Britain’s economic recovery gives Cameron a boost
BRITAIN’S economy grew strongly in the second quarter, overtaking the size it achieved before the global financial crisis, data showed yesterday in the latest sign of robust recovery.
The latest figures, along with a sharp fall in unemployment to the lowest level for five years, give a boost to the government before a general election next year.
Gross domestic product expanded by 0.8 percent between April and June from the first quarter, when it grew by the same amount, the Office for National Statistics (ONS) revealed in a statement that matched market expectations.
The data was published one day after the International Monetary Fund forecast Britain, a member of the European Union but not of the eurozone, would outpace the world’s major advanced economies this year.
The economy is now 0.2 percent bigger than before its pre-crisis peak in early 2008, the ONS added, lifting Conservative Prime Minister David Cameron’s coalition government, which has pursued austerity and tax-raising policies since it won power in 2010.

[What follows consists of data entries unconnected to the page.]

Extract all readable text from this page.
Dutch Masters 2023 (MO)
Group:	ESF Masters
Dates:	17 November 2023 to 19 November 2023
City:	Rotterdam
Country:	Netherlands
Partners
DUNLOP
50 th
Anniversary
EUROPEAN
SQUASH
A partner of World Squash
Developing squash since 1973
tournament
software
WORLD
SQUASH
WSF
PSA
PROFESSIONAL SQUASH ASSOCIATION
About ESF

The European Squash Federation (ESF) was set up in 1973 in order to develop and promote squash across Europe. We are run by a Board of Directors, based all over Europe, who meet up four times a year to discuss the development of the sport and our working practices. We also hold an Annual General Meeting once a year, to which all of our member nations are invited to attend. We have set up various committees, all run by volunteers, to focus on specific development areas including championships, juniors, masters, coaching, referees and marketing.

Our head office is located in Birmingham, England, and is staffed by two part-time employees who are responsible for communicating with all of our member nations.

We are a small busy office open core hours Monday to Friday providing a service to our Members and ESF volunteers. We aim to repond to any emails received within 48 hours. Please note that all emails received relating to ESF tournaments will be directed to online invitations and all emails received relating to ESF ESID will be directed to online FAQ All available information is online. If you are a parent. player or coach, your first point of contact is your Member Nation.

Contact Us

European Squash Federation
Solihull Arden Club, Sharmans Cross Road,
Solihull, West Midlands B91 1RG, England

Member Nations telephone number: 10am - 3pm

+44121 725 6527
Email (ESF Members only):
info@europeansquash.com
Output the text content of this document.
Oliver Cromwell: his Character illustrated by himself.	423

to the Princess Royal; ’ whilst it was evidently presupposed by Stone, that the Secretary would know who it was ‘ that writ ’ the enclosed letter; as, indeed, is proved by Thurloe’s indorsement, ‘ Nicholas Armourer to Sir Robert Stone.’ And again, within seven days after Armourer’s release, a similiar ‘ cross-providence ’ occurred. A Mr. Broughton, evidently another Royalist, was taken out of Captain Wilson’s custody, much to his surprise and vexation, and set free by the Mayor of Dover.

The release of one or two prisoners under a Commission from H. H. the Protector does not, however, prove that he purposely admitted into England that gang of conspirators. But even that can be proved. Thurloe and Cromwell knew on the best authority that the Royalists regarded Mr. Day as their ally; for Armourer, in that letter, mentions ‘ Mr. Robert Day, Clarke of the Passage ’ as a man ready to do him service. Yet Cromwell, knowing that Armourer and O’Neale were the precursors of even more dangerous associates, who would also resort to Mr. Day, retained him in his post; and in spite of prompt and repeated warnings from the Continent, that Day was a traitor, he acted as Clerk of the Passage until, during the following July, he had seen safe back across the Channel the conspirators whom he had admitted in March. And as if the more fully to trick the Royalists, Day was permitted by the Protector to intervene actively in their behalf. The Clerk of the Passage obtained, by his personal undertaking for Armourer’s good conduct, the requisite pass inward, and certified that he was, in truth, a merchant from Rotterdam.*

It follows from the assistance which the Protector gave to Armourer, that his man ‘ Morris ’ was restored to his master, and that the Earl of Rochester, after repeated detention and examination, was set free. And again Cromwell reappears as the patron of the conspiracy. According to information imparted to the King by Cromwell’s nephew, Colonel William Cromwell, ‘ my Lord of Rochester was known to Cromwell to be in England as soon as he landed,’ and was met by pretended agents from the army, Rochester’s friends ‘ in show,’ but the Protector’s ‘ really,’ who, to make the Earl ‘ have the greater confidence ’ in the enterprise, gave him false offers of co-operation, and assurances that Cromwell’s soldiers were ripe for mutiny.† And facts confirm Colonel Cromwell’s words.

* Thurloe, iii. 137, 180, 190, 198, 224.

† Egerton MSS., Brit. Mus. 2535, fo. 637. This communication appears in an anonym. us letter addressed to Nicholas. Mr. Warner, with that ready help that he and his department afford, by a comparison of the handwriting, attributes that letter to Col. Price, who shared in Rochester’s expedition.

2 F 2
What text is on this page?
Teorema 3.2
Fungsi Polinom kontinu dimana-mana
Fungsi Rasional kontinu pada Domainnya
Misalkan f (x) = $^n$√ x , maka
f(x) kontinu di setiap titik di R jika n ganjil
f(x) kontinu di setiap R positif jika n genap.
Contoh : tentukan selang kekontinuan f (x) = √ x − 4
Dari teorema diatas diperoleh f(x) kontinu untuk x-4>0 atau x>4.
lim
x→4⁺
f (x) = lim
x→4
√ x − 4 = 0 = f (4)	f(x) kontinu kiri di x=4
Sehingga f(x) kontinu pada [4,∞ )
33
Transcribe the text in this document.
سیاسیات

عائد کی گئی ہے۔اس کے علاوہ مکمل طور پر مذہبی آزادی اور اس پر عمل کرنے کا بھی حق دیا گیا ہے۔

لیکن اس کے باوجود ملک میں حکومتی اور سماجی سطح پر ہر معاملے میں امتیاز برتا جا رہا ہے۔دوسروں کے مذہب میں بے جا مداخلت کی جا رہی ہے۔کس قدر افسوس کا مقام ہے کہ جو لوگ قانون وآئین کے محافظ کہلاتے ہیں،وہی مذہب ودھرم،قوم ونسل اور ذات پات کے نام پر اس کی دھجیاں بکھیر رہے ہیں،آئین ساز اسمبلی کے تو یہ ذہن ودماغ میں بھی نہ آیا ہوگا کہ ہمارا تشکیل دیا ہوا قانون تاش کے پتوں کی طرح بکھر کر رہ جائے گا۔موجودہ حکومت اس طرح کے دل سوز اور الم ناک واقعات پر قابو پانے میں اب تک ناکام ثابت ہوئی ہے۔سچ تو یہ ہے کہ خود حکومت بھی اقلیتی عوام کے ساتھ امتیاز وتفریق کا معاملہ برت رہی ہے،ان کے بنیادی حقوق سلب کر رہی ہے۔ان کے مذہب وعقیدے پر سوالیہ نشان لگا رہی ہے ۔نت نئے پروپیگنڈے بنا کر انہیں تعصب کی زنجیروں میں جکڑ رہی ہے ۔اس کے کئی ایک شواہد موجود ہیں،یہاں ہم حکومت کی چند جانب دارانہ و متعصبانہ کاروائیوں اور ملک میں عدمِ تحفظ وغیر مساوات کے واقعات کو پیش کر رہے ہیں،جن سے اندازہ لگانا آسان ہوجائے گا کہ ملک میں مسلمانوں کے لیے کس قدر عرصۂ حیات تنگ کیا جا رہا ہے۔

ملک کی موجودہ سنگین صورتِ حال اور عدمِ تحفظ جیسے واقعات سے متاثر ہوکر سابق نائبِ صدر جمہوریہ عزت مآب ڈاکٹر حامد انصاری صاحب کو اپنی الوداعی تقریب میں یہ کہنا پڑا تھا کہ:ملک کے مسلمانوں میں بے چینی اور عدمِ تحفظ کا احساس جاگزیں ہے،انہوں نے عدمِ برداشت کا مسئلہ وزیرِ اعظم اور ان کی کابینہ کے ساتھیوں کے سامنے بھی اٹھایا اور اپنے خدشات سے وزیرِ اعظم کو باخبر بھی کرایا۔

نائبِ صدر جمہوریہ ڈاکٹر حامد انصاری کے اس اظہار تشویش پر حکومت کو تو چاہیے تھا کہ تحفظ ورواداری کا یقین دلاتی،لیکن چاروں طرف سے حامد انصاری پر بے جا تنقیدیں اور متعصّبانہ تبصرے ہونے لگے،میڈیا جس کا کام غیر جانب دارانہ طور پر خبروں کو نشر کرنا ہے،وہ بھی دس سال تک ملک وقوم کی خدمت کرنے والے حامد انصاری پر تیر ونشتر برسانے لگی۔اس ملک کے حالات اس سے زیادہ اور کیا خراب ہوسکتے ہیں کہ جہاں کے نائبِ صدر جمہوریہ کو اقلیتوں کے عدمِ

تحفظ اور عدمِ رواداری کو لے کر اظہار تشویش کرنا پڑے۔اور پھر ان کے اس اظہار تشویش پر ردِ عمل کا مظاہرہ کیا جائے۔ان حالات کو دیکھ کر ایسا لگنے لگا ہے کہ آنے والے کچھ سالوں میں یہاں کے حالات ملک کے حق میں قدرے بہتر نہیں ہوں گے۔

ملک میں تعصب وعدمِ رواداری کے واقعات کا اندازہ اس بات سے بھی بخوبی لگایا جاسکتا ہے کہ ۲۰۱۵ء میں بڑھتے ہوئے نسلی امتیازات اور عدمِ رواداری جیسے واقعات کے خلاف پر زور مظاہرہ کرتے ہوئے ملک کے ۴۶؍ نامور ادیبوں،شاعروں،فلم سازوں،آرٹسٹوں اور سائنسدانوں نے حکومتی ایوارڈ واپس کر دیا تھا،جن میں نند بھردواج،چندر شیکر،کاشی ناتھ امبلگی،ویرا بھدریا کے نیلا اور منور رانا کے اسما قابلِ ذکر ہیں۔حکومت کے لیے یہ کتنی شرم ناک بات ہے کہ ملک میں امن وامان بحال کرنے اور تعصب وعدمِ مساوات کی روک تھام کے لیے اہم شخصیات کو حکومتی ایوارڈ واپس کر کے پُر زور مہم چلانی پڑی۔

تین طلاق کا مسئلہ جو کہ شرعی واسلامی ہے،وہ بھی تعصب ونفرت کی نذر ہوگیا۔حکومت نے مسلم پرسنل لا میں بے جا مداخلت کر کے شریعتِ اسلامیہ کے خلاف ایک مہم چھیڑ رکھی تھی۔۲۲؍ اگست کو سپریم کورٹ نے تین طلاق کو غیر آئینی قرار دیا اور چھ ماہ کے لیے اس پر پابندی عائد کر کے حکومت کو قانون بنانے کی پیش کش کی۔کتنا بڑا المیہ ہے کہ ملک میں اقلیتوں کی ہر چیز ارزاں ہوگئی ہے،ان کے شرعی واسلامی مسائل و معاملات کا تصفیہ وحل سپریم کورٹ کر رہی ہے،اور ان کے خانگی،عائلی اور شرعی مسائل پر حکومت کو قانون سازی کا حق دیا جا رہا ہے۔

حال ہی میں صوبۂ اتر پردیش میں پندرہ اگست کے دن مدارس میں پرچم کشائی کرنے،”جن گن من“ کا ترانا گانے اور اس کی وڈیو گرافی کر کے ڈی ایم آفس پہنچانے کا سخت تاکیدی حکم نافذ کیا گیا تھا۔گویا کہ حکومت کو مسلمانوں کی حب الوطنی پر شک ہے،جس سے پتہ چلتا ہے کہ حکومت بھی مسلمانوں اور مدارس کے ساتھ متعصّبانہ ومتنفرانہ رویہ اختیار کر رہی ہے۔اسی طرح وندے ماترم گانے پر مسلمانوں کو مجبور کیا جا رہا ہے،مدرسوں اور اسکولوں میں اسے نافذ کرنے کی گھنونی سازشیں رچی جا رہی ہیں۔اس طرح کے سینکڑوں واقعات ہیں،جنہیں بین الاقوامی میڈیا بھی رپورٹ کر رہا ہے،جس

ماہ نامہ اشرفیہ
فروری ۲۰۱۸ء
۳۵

The coalition, comprising also minority partners the Liberal Democrats, has sought to slash a record deficit inherited from the previous Labour administration, in order to ward off tensions arising from the eurozone debt crisis, while lifting investor confidence and boosting growth.
“Thanks to the hard work of the British people, today we reach a major milestone in our long-term economic plan,” said finance minister George Osborne. Opposition politicians argue that ordinary households are facing falling pay in real terms, and have yet to benefit fully from the recovery.
Britain’s economy escaped from recession in late 2009, after a fierce downturn rooted in the global financial crisis, staging a stuttering recovery that began to accelerate last year.
The ONS added that Britain’s recession shrank the economy by a total of 7.2 percent, from peak to trough.
Amid the brightening economic backdrop, the Bank of England appears on course in the coming months to raise its main interest rate from a record-low level of 0.5 percent, where it has stood since March 2009 to stimulate growth.
Economic output in the second quarter was lifted by particularly strong growth in the nation’s services sector, which accounts for three quarters of overall activity and surged by 1 percent. That helped eclipse contractions to agriculture and construction, while manufacturing grew by just 0.2 percent. British GDP was 3.1 percent higher in the second quarter compared with the same period a year earlier.